The fight for equal rights

As Associate Justice, Ginsburg remedied and imposed laws against gender discrimination. One of her most notable cases is the Equal Credit Opportunity Act (ECOA) in 1974. Prior to this act, women were not eligible for credit cards or loans under their name. The ECOA prohibits banks from discriminating against applicants based on race, color, religion, national origin, sex, marital status, or age. This act not only gave women more autonomy and efficacy in their own goals, but set in law that any citizen of legal age is eligible to credit, allowing financial independence for all.

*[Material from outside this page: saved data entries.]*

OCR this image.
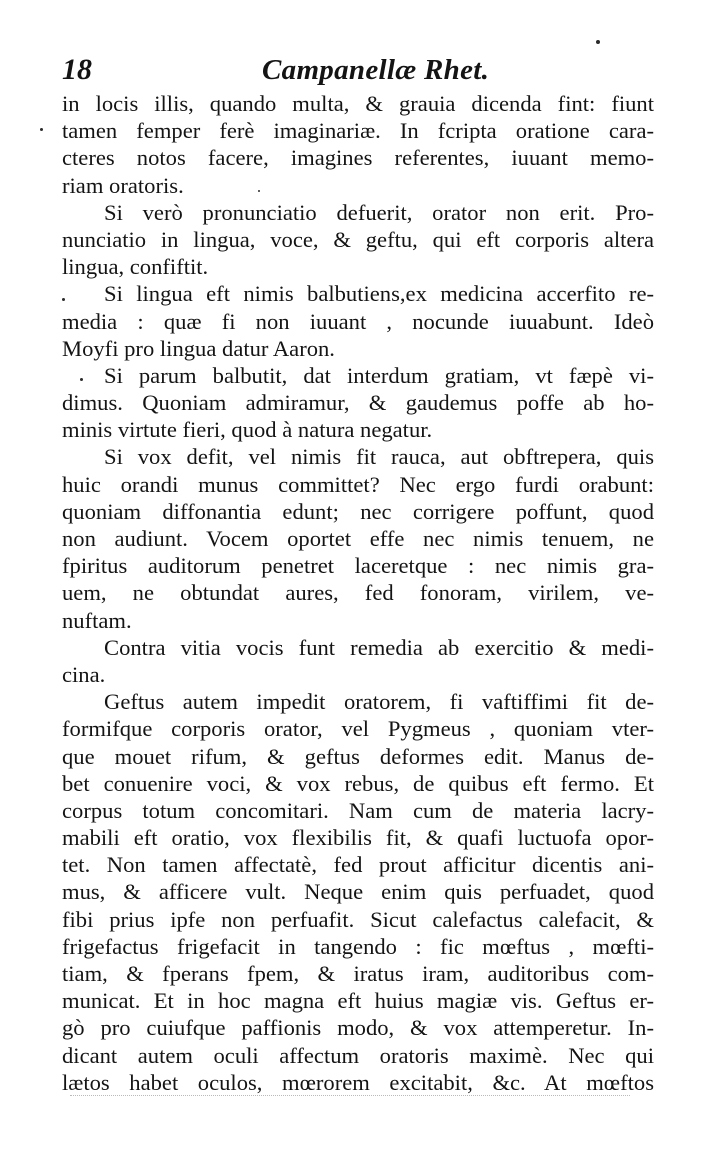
18	Campanellæ Rhet.
in locis illis, quando multa, & grauia dicenda fint: fiunt
tamen femper ferè imaginariæ. In fcripta oratione cara-
cteres notos facere, imagines referentes, iuuant memo-
riam oratoris.
Si verò pronunciatio defuerit, orator non erit. Pro-
nunciatio in lingua, voce, & geftu, qui eft corporis altera
lingua, confiftit.
Si lingua eft nimis balbutiens,ex medicina accerfito re-
media : quæ fi non iuuant , nocunde iuuabunt. Ideò
Moyfi pro lingua datur Aaron.
Si parum balbutit, dat interdum gratiam, vt fæpè vi-
dimus. Quoniam admiramur, & gaudemus poffe ab ho-
minis virtute fieri, quod à natura negatur.
Si vox defit, vel nimis fit rauca, aut obftrepera, quis
huic orandi munus committet? Nec ergo furdi orabunt:
quoniam diffonantia edunt; nec corrigere poffunt, quod
non audiunt. Vocem oportet effe nec nimis tenuem, ne
fpiritus auditorum penetret laceretque : nec nimis gra-
uem, ne obtundat aures, fed fonoram, virilem, ve-
nuftam.
Contra vitia vocis funt remedia ab exercitio & medi-
cina.
Geftus autem impedit oratorem, fi vaftiffimi fit de-
formifque corporis orator, vel Pygmeus , quoniam vter-
que mouet rifum, & geftus deformes edit. Manus de-
bet conuenire voci, & vox rebus, de quibus eft fermo. Et
corpus totum concomitari. Nam cum de materia lacry-
mabili eft oratio, vox flexibilis fit, & quafi luctuofa opor-
tet. Non tamen affectatè, fed prout afficitur dicentis ani-
mus, & afficere vult. Neque enim quis perfuadet, quod
fibi prius ipfe non perfuafit. Sicut calefactus calefacit, &
frigefactus frigefacit in tangendo : fic mœftus , mœfti-
tiam, & fperans fpem, & iratus iram, auditoribus com-
municat. Et in hoc magna eft huius magiæ vis. Geftus er-
gò pro cuiufque paffionis modo, & vox attemperetur. In-
dicant autem oculi affectum oratoris maximè. Nec qui
lætos habet oculos, mœrorem excitabit, &c. At mœftos
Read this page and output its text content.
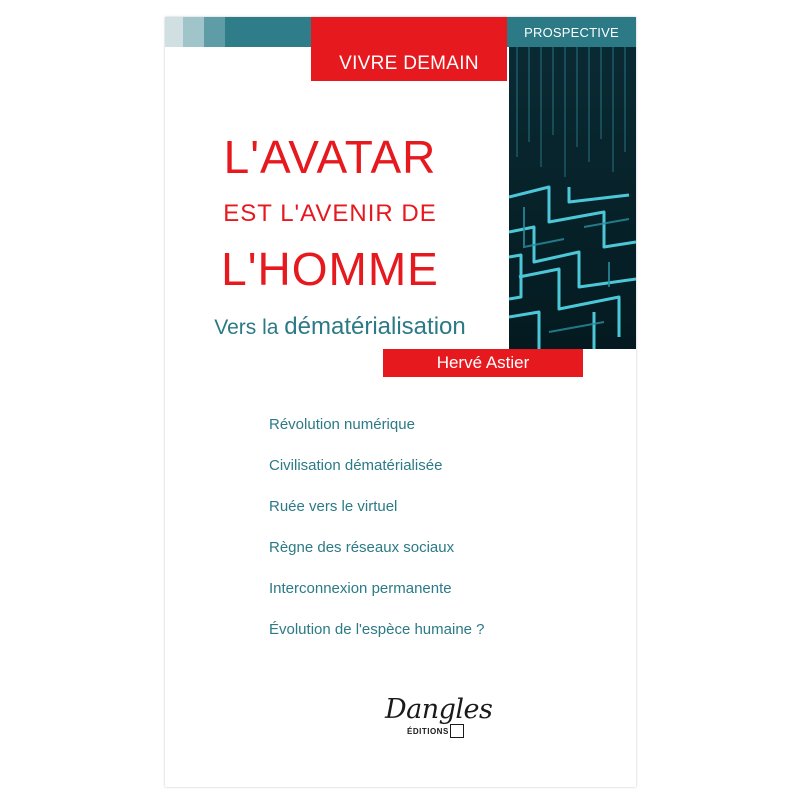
VIVRE DEMAIN
PROSPECTIVE
L'AVATAR
EST L'AVENIR DE
L'HOMME
Vers la dématérialisation
Hervé Astier
Révolution numérique
Civilisation dématérialisée
Ruée vers le virtuel
Règne des réseaux sociaux
Interconnexion permanente
Évolution de l'espèce humaine ?
Dangles
ÉDITIONS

Her fight for gender equality has also extended to the fight for LGBT rights with her support for pro-LGBT rulings like nullifying sodomy laws in 2003, throwing out the Defense of Marriage Act in 2013, legalizing marriage equality in the US in 2015, and ruling “employment discrimination based on sexual orientation and gender identity is barred by the sex discrimination provisions of the 1964 Civil Rights Act’s title VII.”

Her mark in history

Ginsburg’s hard work and dedication has set precedents for the personal potential women have, especially in the legal field. In the U.S., as of 2020, 37% of lawyers are women, a significant increase of 34% since 1971 when only 3% of lawyers were women. Though the news of passing leaves the hearts of many broken, she has impacted the masses and was a role model for the unheard. Many equal rights groups have expressed their condolences, reassuring the late Ginsburg that her efforts continuously spark change and betterment of society, or how her unwavering support… was a testament to her commitment to equality for all people. Ginsburg’s accolades are written in history and will be forever known as a significant figure in Western third-wave feminism.